He knew not what to think. It was hardly a week ago she had come to Andana; but the days had changed his own life beyond all knowledge, and had left him with but one ambition in the world. He would lift the burden from her shoulders if he could—the burden of shame which threatened to overwhelm her utterly.

CHAPTER XV.

THE CORTÈGE

The siesta at Andana is an event of the day and differs from other siestas chiefly in the fact that no one goes to sleep.

Visiting the plateau before the Palace Hotel upon an afternoon of February a stranger will discover the arts, the professions and the industries of Great Britain in some disorder and not a little comfort. Accrediting the best chairs to generals and colonels, whom a gracious King employs no longer upon active service, mere lawyers and persons who write will be found in accommodating attitudes which a diversity of luges, camp-stools and even rugs make possible; while commerce, stiff-backed and upright, flirts amiably in amatory markets and appears to think little of Protection.

Everyone has done something during the morning, and this make-believe of a siesta is the due reward. Here upon the brink of the valley topographers yawn and discover mountains; matrons remember their complexions; mere youth its volatility.

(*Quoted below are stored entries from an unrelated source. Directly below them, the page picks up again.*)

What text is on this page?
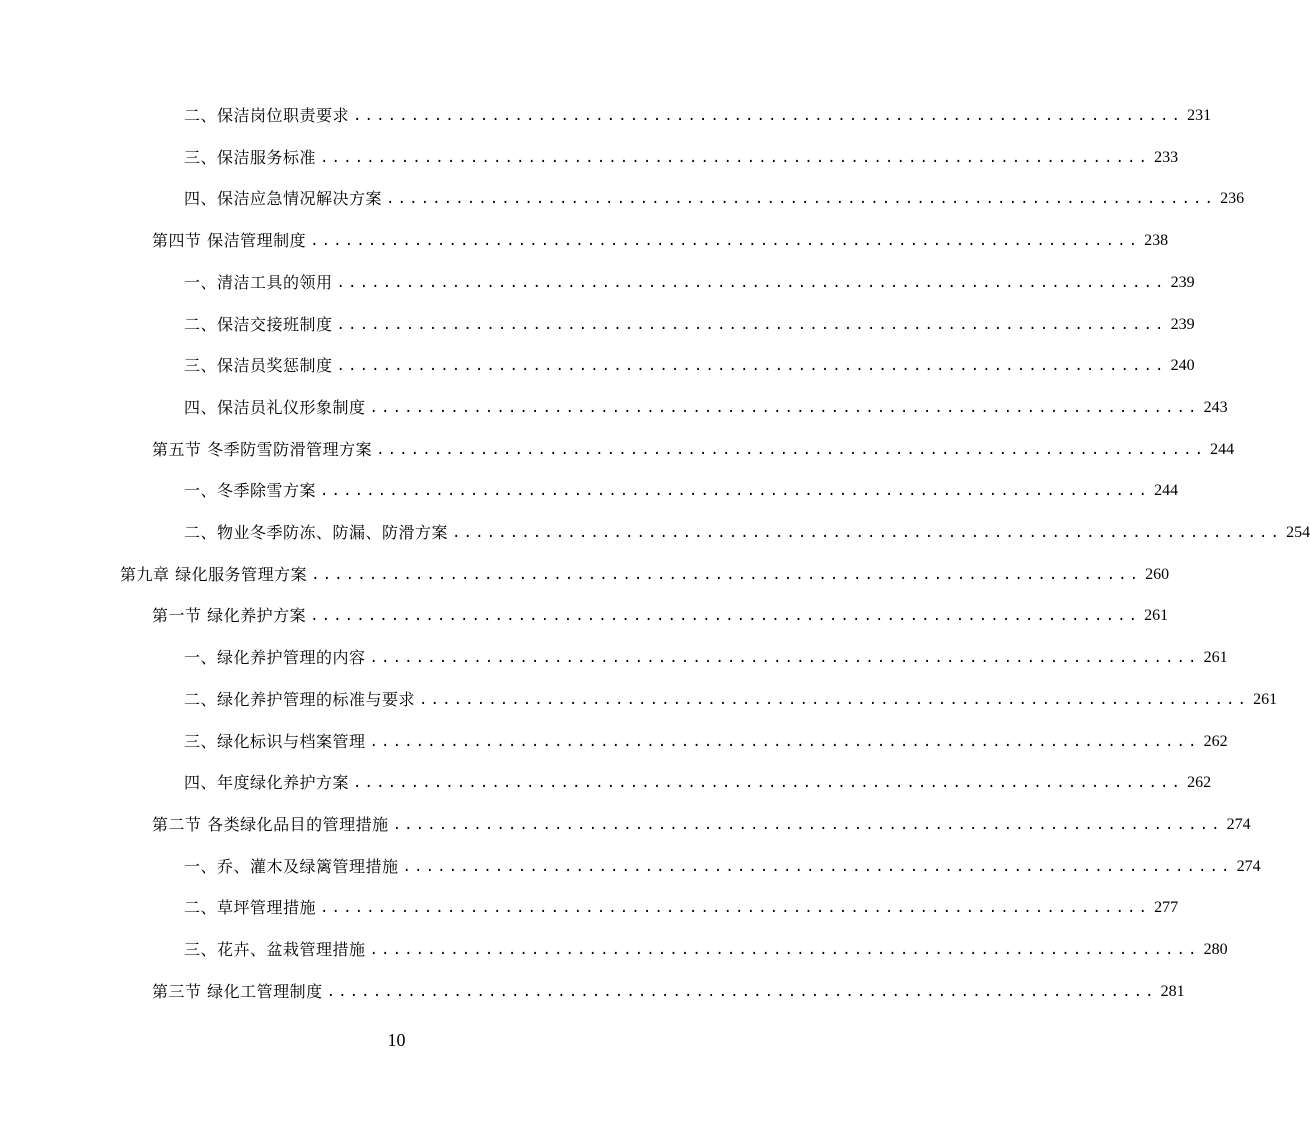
二、保洁岗位职责要求 ........................................................................ 231
三、保洁服务标准 ........................................................................ 233
四、保洁应急情况解决方案 ........................................................................ 236
第四节 保洁管理制度 ........................................................................ 238
一、清洁工具的领用 ........................................................................ 239
二、保洁交接班制度 ........................................................................ 239
三、保洁员奖惩制度 ........................................................................ 240
四、保洁员礼仪形象制度 ........................................................................ 243
第五节 冬季防雪防滑管理方案 ........................................................................ 244
一、冬季除雪方案 ........................................................................ 244
二、物业冬季防冻、防漏、防滑方案 ........................................................................ 254
第九章 绿化服务管理方案 ........................................................................ 260
第一节 绿化养护方案 ........................................................................ 261
一、绿化养护管理的内容 ........................................................................ 261
二、绿化养护管理的标准与要求 ........................................................................ 261
三、绿化标识与档案管理 ........................................................................ 262
四、年度绿化养护方案 ........................................................................ 262
第二节 各类绿化品目的管理措施 ........................................................................ 274
一、乔、灌木及绿篱管理措施 ........................................................................ 274
二、草坪管理措施 ........................................................................ 277
三、花卉、盆栽管理措施 ........................................................................ 280
第三节 绿化工管理制度 ........................................................................ 281
10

All bask in a wonderful sunshine and are tolerant of evil. There is no protest upon the projectile aimed erringly and discovering unsought targets. The prettiest girls do not always show the prettiest ankles, nor the middle-aged ladies the least desirable qualities. There is flippancy of talk and act, a craving for ease not always gratified, and a worship of the glories of Switzerland as honest as any article in the social creed. If a subject be chosen and pursued, it is haltingly and at intervals. Men yawn upon other men's bons-mots—they have quick ears chiefly for the whispers.

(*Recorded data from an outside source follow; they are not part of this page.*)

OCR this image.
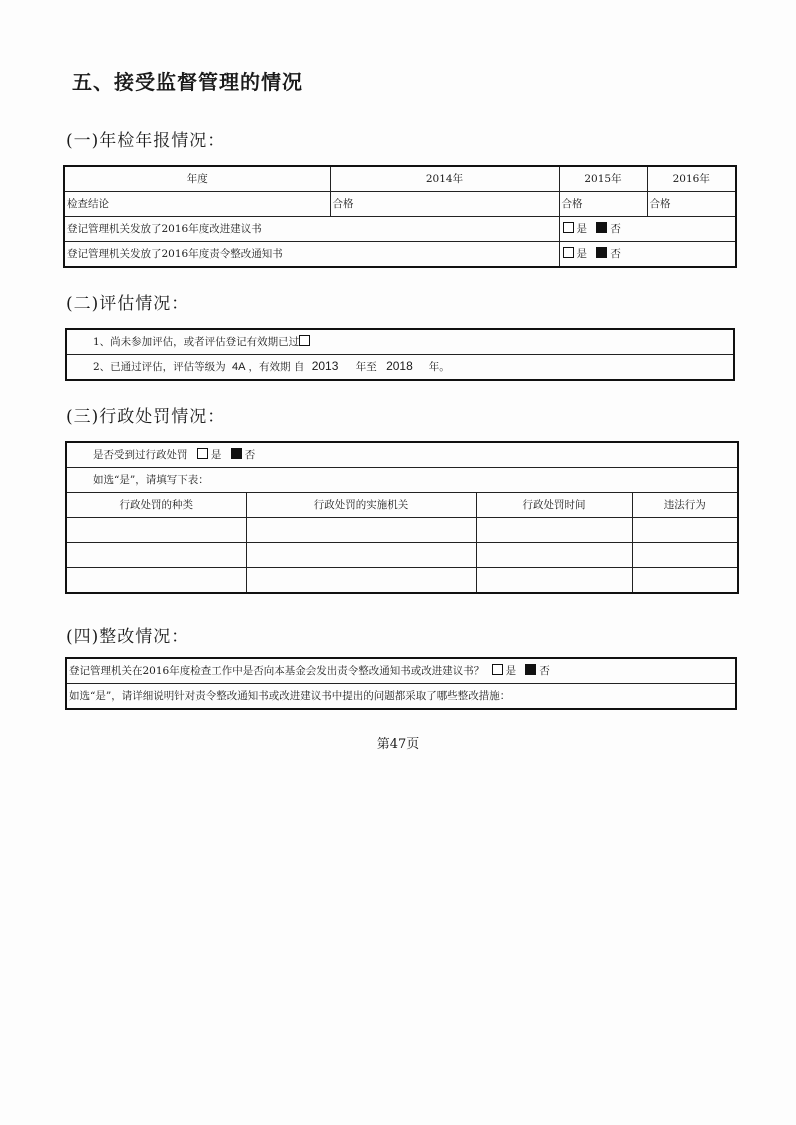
五、接受监督管理的情况
(一)年检年报情况：
年度	2014年	2015年	2016年
检查结论	合格	合格	合格
登记管理机关发放了2016年度改进建议书		是 否	
登记管理机关发放了2016年度责令整改通知书		是 否	
(二)评估情况：
1、尚未参加评估，或者评估登记有效期已过
2、已通过评估，评估等级为 4A ，有效期 自 2013 年至 2018 年。
(三)行政处罚情况：
是否受到过行政处罚 是 否			
如选“是”，请填写下表：			
行政处罚的种类	行政处罚的实施机关	行政处罚时间	违法行为

(四)整改情况：
登记管理机关在2016年度检查工作中是否向本基金会发出责令整改通知书或改进建议书？ 是 否
如选“是”，请详细说明针对责令整改通知书或改进建议书中提出的问题都采取了哪些整改措施：
第47页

They were discussing Lily Delayne upon the afternoon of this particular day, and not without that charity which remembered her as a baronet's wife. Led by Bess Bethune—whose father had known Sir Frederick Kennaird—and kept in order by Dr. Orange, who was a man of the world with good perceptions, it was unanimously resolved by the meeting that her ladyship had been foolish to go to the chalet and would be more foolish if she remained there. Had she not been a baronet's wife, the assembly might have arrived with justice at another conclusion; but the daughter of Burnham Priory was a desirable acquisition, and as Lady Coral-Smith remarked: "Not in any way responsible for the vices of an irresponsible man." So the meeting carried the resolution nem. con., and having carried it, settled down to remember all the "good things" about Sir Luton which ready tongues and readier newspapers had recorded these ten years.

Dr. Orange said very little, except to admit that Lady Delayne was a very charming person, and to express his surprise that she had not divorced the baronet long ago. This remark escaped him at a moment when Bess Bethune had deserted the study of social jurisprudence for that of the velocity of snow when obstructed by the bald head of a choleric sleeper. When the young lady returned from her occupation, Lady Coral-Smith took up the running with the observation that the measure of a woman's endurance is often the measure of her intellect, and that bad men should certainly marry fools. This remark, directed to the dull understanding of Major Boodle, pleased that worthy mightily, and he echoed it with a succession of "Eh, what's," which trilled like the warblings of an asthmatic bird.

Thereafter silence fell and endured until the major thought that he remembered a good story concerning the Delaynes, and was about to tell it, when what should happen but that her ladyship appeared suddenly among the company, and brought the men to their feet as though a bombshell had fallen amongst them.